Amir Manbachi will be the main contributor in this open discussion. He received his Ph.D. in Biomedical engineering from the University of Toronto (in 2015), where he also obtained his other degrees in Engineering Science (2008), as well as his Masters degree (2010). While an undergraduate, he interned at Harvard University which resulted in a number of scientific publications. He also carries the experience of international industrial internships. During 2012 he interned with Stryker Navigation’s R&D headquarter in Germany. Stryker is one of the top five global medical corporations designing, marketing and selling surgical navigation products. Over the past five years, he has been actively teaching Medical Imaging and mentoring Engineering students for which he made it to the 12 shortlisted candidates for the UToronto's TATP Teaching Excellence Award in 2013. For his PhD thesis, he focused on design and fabrication of an image-guided surgical navigation. Consisting of a sensor on the end of a surgical drill kit, the device is aimed to use ultrasound technology to give surgeons a clearer picture during delicate operations where screws are inserted into the spine. During his PhD studies, Amir was in charge of bringing a total R&D funding of > $400,000 from various resources. In addition, Amir is the recipient of the 2015 UofT's inventor of the year award as well as the Ontario Brain Institute 2013 Entrepreneurial Fellowship.
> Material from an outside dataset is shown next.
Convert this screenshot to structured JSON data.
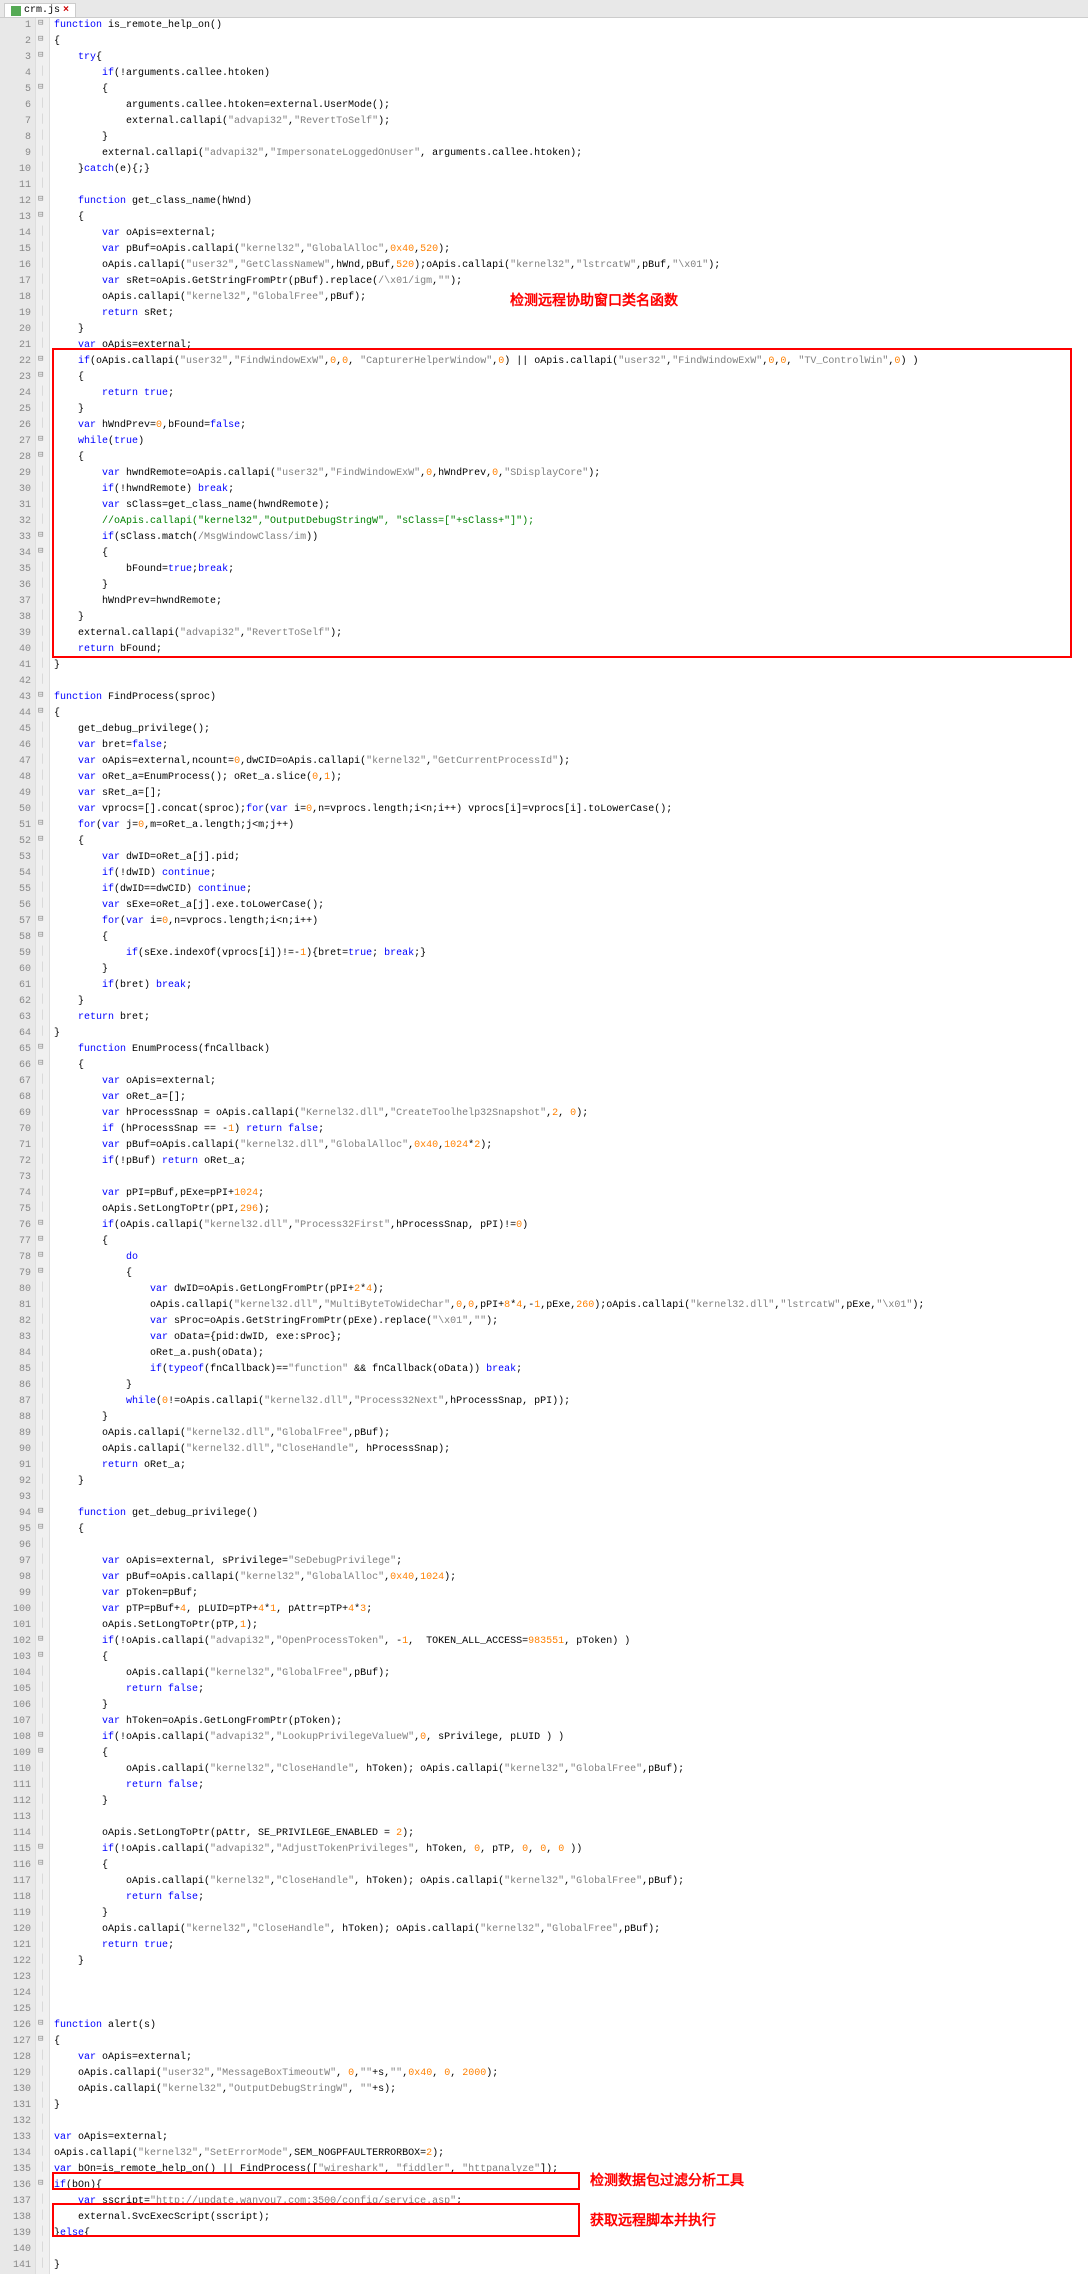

Amir and his project have repeatedly appeared in the media departmentally, university-wide and nation-wide. During his post-doc training (2015-2016) at Khademhosseini lab, Brigham and Women’s Hospital, Harvard-MIT Division of Health Sciences and Technology, he focused on building the instrumentation setup for a 3-D bio-printing system and gained some exposure to Organs-on-a-chip platforms. To date, he has 20 publications, 3 world-wide patents, an H-index of 9 and an overall citations of 408. Amir will be soon joining Johns Hopkins University’s School of Medicine as a faculty member of Biomedical Engineering, as well as the director of innovation at the Carnegie Center for Surgical Innovation. In his spare time, Amir enjoys socializing, learning languages and playing music.